The next chapter covers the CUDA execution model, or how the code runs on the real hardware. Here is where we learn how to optimize CUDA programs to take advantage of all of those independent compute cores on the GPU, and this chapter even gets into dynamic parallelism earlier in the book rather than waiting and treating it as a special topic like the last book did.

Chapter 4 covers global memory and chapter 5 looks at shared and constant memory. Understanding the trade-offs of each of these memories is important to getting the maximum performance out of the GPU because most often these programs are memory-bound, not compute-bound. Like everything else, the authors do an excellent job explaining the memory hierarchy and how those trade-offs affect CUDA programs. The examples used throughout the book are simple so that the reader doesn't get bogged down trying to understand unrelated algorithm details. The more complex examples may be thought-provoking, but simple examples do a good job of showcasing the specifics of the topic at hand.

Chapter 6 addresses streams and events, which are used to overlap computation with data transfer. Using streams can partially, or in some cases completely hide the time it takes to get the data into the GPU memory. Chapter 7 explains more optimization techniques by using CUDA instruction-level primitives to directly control how computations are performed on the GPU. These instructions trade some accuracy for speed, and they should be used only if the accuracy is not critical to the application. The authors do a good job of explaining all of the implications here.

The last three chapters weren't as interesting to me, not because I was tired of the book this time, but because they were about the same topics that I skipped in the other CUDA books: OpenACC, multi-GPU programming, and the CUDA development process. The rest of the book was excellent, and far better than the other two CUDA books I read. The writing is clear with plenty of diagrams for better understanding of each topic, and the book organization is done well. If you're interested in GPU programming and want to read one book, this one is it.
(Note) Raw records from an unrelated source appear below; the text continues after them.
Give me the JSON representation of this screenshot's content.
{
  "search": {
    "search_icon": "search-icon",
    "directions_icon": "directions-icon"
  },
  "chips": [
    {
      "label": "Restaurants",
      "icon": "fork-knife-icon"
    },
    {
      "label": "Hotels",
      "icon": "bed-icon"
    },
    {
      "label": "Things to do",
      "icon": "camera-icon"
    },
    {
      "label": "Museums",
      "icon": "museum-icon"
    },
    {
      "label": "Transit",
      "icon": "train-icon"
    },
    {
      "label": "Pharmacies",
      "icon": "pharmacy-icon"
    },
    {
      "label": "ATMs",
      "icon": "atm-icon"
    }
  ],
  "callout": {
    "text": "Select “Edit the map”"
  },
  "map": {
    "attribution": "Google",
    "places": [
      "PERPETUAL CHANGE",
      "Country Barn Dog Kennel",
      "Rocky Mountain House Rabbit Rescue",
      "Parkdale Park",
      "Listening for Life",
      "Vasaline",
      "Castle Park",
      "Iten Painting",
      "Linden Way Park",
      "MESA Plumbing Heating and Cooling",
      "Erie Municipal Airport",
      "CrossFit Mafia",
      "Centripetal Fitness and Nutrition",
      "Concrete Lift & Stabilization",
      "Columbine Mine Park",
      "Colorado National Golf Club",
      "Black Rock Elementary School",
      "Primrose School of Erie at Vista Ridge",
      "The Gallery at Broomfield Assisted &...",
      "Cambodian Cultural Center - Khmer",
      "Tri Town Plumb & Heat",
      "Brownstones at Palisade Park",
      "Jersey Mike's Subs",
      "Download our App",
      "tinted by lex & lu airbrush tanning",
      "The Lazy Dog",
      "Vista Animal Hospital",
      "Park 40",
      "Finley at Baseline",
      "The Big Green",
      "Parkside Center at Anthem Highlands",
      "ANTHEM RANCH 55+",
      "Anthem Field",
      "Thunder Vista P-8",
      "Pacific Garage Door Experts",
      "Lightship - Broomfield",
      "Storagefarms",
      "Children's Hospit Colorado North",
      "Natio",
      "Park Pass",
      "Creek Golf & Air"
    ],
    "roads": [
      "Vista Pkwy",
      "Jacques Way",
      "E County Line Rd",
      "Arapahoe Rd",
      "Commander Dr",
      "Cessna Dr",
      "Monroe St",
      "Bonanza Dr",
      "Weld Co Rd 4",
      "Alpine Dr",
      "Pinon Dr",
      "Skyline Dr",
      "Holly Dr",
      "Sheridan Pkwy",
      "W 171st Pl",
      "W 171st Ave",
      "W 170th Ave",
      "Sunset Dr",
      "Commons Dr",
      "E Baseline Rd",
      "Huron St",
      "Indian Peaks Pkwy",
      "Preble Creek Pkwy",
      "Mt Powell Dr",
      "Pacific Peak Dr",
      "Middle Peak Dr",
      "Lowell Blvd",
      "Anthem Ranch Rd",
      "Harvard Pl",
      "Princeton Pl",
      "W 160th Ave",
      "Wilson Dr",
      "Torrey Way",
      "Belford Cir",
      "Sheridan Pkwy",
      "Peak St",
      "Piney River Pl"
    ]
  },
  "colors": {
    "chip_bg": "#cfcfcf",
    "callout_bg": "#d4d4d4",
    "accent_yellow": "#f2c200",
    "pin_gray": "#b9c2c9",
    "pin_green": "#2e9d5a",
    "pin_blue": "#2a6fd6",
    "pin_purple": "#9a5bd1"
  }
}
Between these two CUDA books, the choice is obvious. Programming Massively Parallel Processors was a bloated dud. It may be worth it just for the large set of example programs it contains, but there are other options coming down the pipeline for that kind of cookbook that may be better. Professional CUDA C Programming was better in every way, and really the book to get for learning CUDA programming. The authors did a great job of explaining complex topics in GPU architecture with concise, understandable writing, relevant diagrams, and appropriate exercises for practice. It's exactly the kind of book I want for learning a new programming language, or in this case, programming paradigm. If you're at all interested in CUDA programming, it's worth checking out.